Fu quello un incontro di cuori e di menti intente ad ascoltare e decisi a far tacere le armi, appianare le incomprensioni, a pregare e a lavorare per un ideale comune, nel rispetto delle proprie radici: cristiana e musulmana. Non furono ascoltati… ma il loro esempio fu al centro di meditazioni profonde in ogni dove. Francesco, rientrato in Italia, ebbe l’idea di festeggiare la nascita del Bambino Gesù con un presepe in una spoglia grotta di un eremo dei Frati Minori nel borgo Medievale di Greccio. Il Santo Poverello di Assisi, fece mettere una greppia colma di fieno, con ai lati un bue ed un asinello, per ricordare ai fedeli l’ambiente estremamente povero in cui era venuto al mondo il Salvatore. Il popolo accorse, constatando come la storia sacra si ripetesse sotto gli occhi di tutti e da quel momento in poi il presepe divenne tradizione.
Vergine madre, figlia del tuo figlio,
umile e alta più che creatura,
termine fisso d’etterno consiglio,
tu se’ colei che l’umana natura
nobilitasti sì, che ‘l suo fattore
non disdegnò di farsi sua fattura.
Nel ventre tuo si raccese l’amore,
per lo cui caldo ne l’etterna pace
così è germinato questo fiore.
Dopo quella prima ricostruzione della scena della natività a Greccio, e con quanto scritto da Dante nel canto XXXIII del Paradiso, i seguaci del Santo di Assisi furono i primi ad accogliere con intensa partecipazione la pia usanza del presepe che il fondatore aveva vissuto nel Borgo Sabino.
Il Presepe diventa “La Capannuccia”
Già nel 1400 i fiorentini e nel contado, amavano gareggiare fra chiese, monasteri e case private, allestendo la capannuccia più bella, più curiosa, più spirituale e più creativa che si potesse realizzare. I personaggi, spesso e volentieri, erano vere e proprie piccole opere d’arte, fatte in terracotta dell’Impruneta, oppure in gesso da modesti artigiani e, per chi non poteva spendere, la fantasia permetteva di inventarsi pastori e Sacra Famiglia con i materiali più strani e più diversi.
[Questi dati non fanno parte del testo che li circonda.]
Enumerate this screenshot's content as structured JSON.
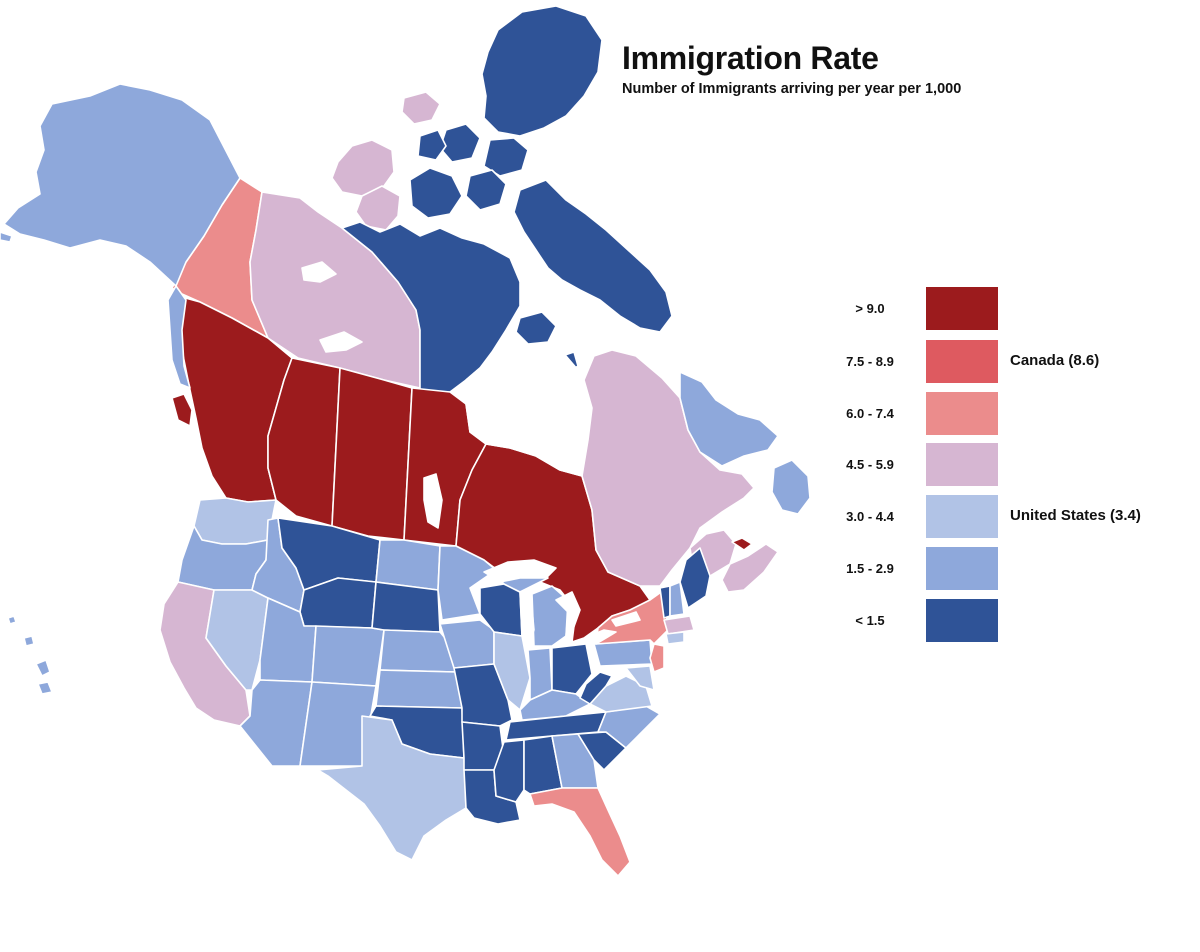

Anche se, coloro che hanno dato lustro all’arte del presepe, i più produttivi e i massimi esperti di questa tecnica del gesso, sono e sono stati i cosiddetti “figurinai” della Garfagnana, considerati da sempre artisti per eccellenza che in prevalenza risiedevano nel paese di Coreglia in Val di Lima.
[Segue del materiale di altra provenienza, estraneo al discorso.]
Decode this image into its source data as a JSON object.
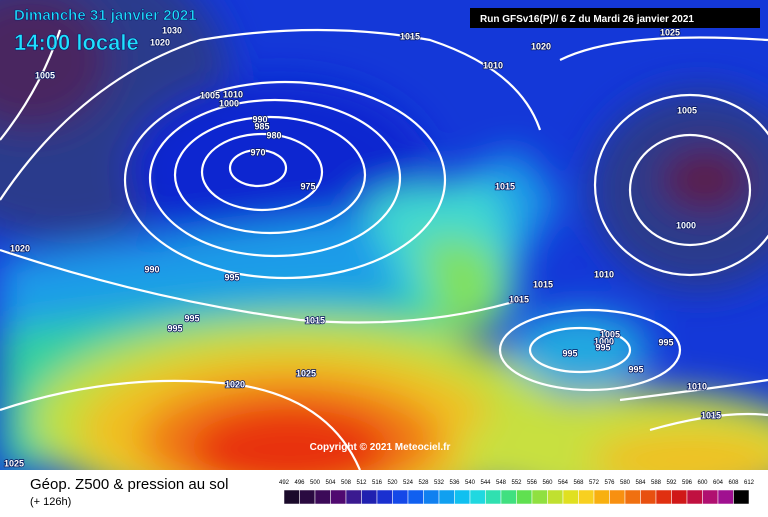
{
  "header": {
    "date": "Dimanche 31 janvier 2021",
    "time": "14:00 locale",
    "run": "Run GFSv16(P)// 6 Z du Mardi 26 janvier 2021"
  },
  "map": {
    "copyright": "Copyright © 2021 Meteociel.fr",
    "isobar_labels": [
      "1005",
      "1030",
      "1020",
      "1015",
      "1020",
      "1010",
      "1025",
      "1005",
      "1000",
      "1010",
      "1015",
      "1015",
      "1015",
      "1005",
      "1000",
      "995",
      "995",
      "995",
      "995",
      "1010",
      "1015",
      "1010",
      "1005",
      "1000",
      "990",
      "985",
      "980",
      "970",
      "975",
      "1020",
      "990",
      "995",
      "995",
      "995",
      "1015",
      "1025",
      "1020",
      "1025"
    ]
  },
  "footer": {
    "title": "Géop. Z500 & pression au sol",
    "lead": "(+ 126h)",
    "scale": [
      "492",
      "496",
      "500",
      "504",
      "508",
      "512",
      "516",
      "520",
      "524",
      "528",
      "532",
      "536",
      "540",
      "544",
      "548",
      "552",
      "556",
      "560",
      "564",
      "568",
      "572",
      "576",
      "580",
      "584",
      "588",
      "592",
      "596",
      "600",
      "604",
      "608",
      "612"
    ]
  }
}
Con quel candido materiale povero, fragile e maneggevole ogni artista riusciva a realizzare i vari personaggi del presepe, graziosamente colorati, che in occasione delle sagre, specialmente sotto le feste di Natale, andavano a vendere nelle città e nei paesi, riuscendo così a raggranellare un po’ di denaro, sempre utile per permettersi, in quelle ricorrenze religiose, di festeggiare in modo diverso la vita di tutti i giorni. Non tutti i figurinai furono semplici e sconosciuti artigiani, qualcuno di loro divenne anche un ottimo scultore, con una propria bottega, come i Della Robbia, Domenico Ghirlandaio, l’Angelico o Benozzo Gozzoli. Altri riuscirono ad allestire una vera e propria fabbrica di statuine di gesso che, con le innumerevoli chiese sparse su tutto il territorio, ogni produzione veniva a trasformarsi in un business commerciale, spiegando così la grande diffusione del presepe, avuta da tale tipo di artigianato che, con uso improprio veniva definito “povero”, solo perché l’acquisto di quelle “figurine” era riservato ad un pubblico appartenente a tutti i ceti sociali e non alla sola ricca borghesia.
Ancora oggi, in Casentino, ci sono artisti che con la loro arte e la tecnica di creare e allestire, attraverso opportune soluzioni architettoniche e prospettiche, le scene, fanno rivivere una tradizione, quella della capannuccia, che ha da sempre un preciso obiettivo: riportare al centro del Natale il suo originario significato, quello della Sacra Famiglia.
Una nota bizzarra la vorrei dedicare ad un caro amico, che non molto tempo fa, ci ha lasciato, Riccardo Marasco, quando in occasione del Natale del 1972 incise per Birba Edizioni Musicali La Capannuccia, una canzone in vernacolo che, pure scherzandoci sopra, solo chi ha amato e rispettata la sacralità della vita può permettersi di scrivere, proprio come l’amico Marasco.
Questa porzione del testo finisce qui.